My head was spinning as I cleaned my mouth.
I had emptied my bowels on the floor, completely. I didn’t feel relieved at
all. There had been no food in my stomach, no liquid except some blood because
of the punches he had given me in the stomach. I was still holding the pipe I
had used to smash his head. However, I had used it way more than I should have
and that’s why I had to relieve myself just there. I tried not looking at his
body but it was impossible not to do so. It was too bad not to look at him.
I looked around me suddenly realizing that I
was there alone. Luckily, the power station in ruins near the ocean had been a
perfect place for him to drag me into. He had been brutal and I think that’s
why I did what I did. So I stopped thinking about it and just dragged his body
closer to the ocean.
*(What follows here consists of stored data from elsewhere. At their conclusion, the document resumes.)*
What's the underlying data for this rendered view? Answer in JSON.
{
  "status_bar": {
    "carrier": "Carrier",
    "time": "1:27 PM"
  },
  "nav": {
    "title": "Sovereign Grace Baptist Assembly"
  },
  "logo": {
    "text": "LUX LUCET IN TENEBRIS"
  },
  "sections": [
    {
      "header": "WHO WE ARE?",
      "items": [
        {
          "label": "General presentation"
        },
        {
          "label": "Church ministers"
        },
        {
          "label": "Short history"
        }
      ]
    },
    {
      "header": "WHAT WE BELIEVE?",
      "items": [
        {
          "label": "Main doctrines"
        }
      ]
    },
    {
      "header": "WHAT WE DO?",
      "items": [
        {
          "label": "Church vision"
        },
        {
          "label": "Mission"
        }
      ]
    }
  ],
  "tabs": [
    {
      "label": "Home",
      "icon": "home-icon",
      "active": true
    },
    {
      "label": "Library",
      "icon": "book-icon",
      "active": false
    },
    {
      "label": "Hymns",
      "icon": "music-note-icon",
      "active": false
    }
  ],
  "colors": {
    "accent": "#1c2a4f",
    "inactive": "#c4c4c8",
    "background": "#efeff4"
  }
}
I knew bodies would often float to the surface and people
would come asking questions. So I just left him there, by the water, to let
nature do what she had to do, no matter what it was.
I washed myself in the water and then stepped
out of the ruins, leaving him there. I had to walk down the road, back to the
nearest place where I could get a ride back to the city. I had to pretend I was
happy, being some sort of crazy college guy that had way too much alcohol the
last night. I had to make jokes to the nice young lady that took me back to
town and I had to ask her to leave near a university not too far from my home.
She was nice with me and I would always remember her kindness.
When I entered my apartment, I had to use the
key on the plant next to the door, where I had always hidden a copy. When I
opened, my cat almost jumped on top of me, meowing loudly, calling my attention
and also demanding that I fed him right that instant. After all, he had been
alone for a whole day or maybe two. The truth was that I didn’t really know
what day it was, as I had lost my cellphone when the man had kidnapped me and
taken me to the ruins. I fed my cat first and then took a long shower.
I wanted to feel clean but I couldn’t really
do anything to remove the whole stench from my skin. Not only he had been a
beast to me, inflicting even more damage than what was visible, but I also
bleeding and hurting inside and in my brain. My cat stood by the door, as if he
was watching over me and, somehow, that made me cry. I cried so much right
under the water, so much so that I felt drowned for a moment. I stepped out
some time later, to watch myself in the mirror and face what I had done. I had
killed someone, in my own defense anyway, but I had done it nevertheless.
After coming out of the shower, I pulled out a
suitcase from a closet and then started putting my favorite clothes in there.
When I had the suitcase filled up, I called my parents and told them I had been
invited by a friend to visit him abroad. I asked them for money for the plane
ticket and they were kind enough to give it to me. It wasn’t that they had
money to give away but they had been putting away some money for me, in case I
wanted to study something more in life or put up a business or something.
The plane ticket was not so expensive, though.
So it was easy on their pockets. I bought it right then, with my savings, and I
would use my parents’ money for the trip that would become a permanent thing. I
also asked my mom to come for my cat, because I would not be able to travel
with him. I think I kissed that silly animal like a hundred times and hugged
him to the point he scratched in the face. He’s crazy like that but I do love
him and I knew I was going to miss him a lot. I left him there, all alone.
My plane would be leaving the country in just
a few hours. I arrived just in time, running from one checkpoint to the other
in order to make it to the boarding gate. Once inside, I felt a little bit at
ease, writing on my cellphone one last message to my mother. I told her I would
be leaving for a week or more and that I would tell her anything new when it
happened. I hung up and then started watching the sky and the clouds through
the window, as the plane began moving on the tarmac, on to the sky.
I fell asleep fast and when I woke up, the
flight attendant was smiling at me, handing me a tray of food. I took it and
ate it in a few minutes, discovering how hungry I was. I hadn’t eaten a piece
of food in a long time, so I was in need of it. It was at the moment when I
stood up to go to the bathroom, when a woman almost screamed at me, when I was
reminded that that wasn’t a trip of pleasure but one to run away from
everything. I wanted to be far from the place that reminded me of everything
that had been done to me or by me.
She had yelled because of the stain in my
pants. I ran to the lavatory and closed the door, because I had felt the liquid
blood beneath my thighs. I tried to clean it but the only thing I could achieve
was to cry again, trying not to sob too hard. I didn’t want anyone to hear my
voice; I didn’t want anyone to know what had happened. All of it was going to
haunt me forever that was more than clear to me. I wasn’t going to walk away
from all of it and things, all those little things life is made of, would haunt
me to my last day. That was more than obvious to me.
Someone then knocked at the door. I didn’t
answer. Another knock and I was getting very nervous. Then, I heard the voice
of the captain announcing that we were going to land very soon and that it was
important for everyone to get back to their seat, as the descent was going to
be bumpy.
I head the knock again and then a soft voice,
the same voice that have given me the food tray, asked me to open the door. I
did. She had a pair of man’s pants on her hand and handed them to me. She asked
me to be fast, smiling before closing the door.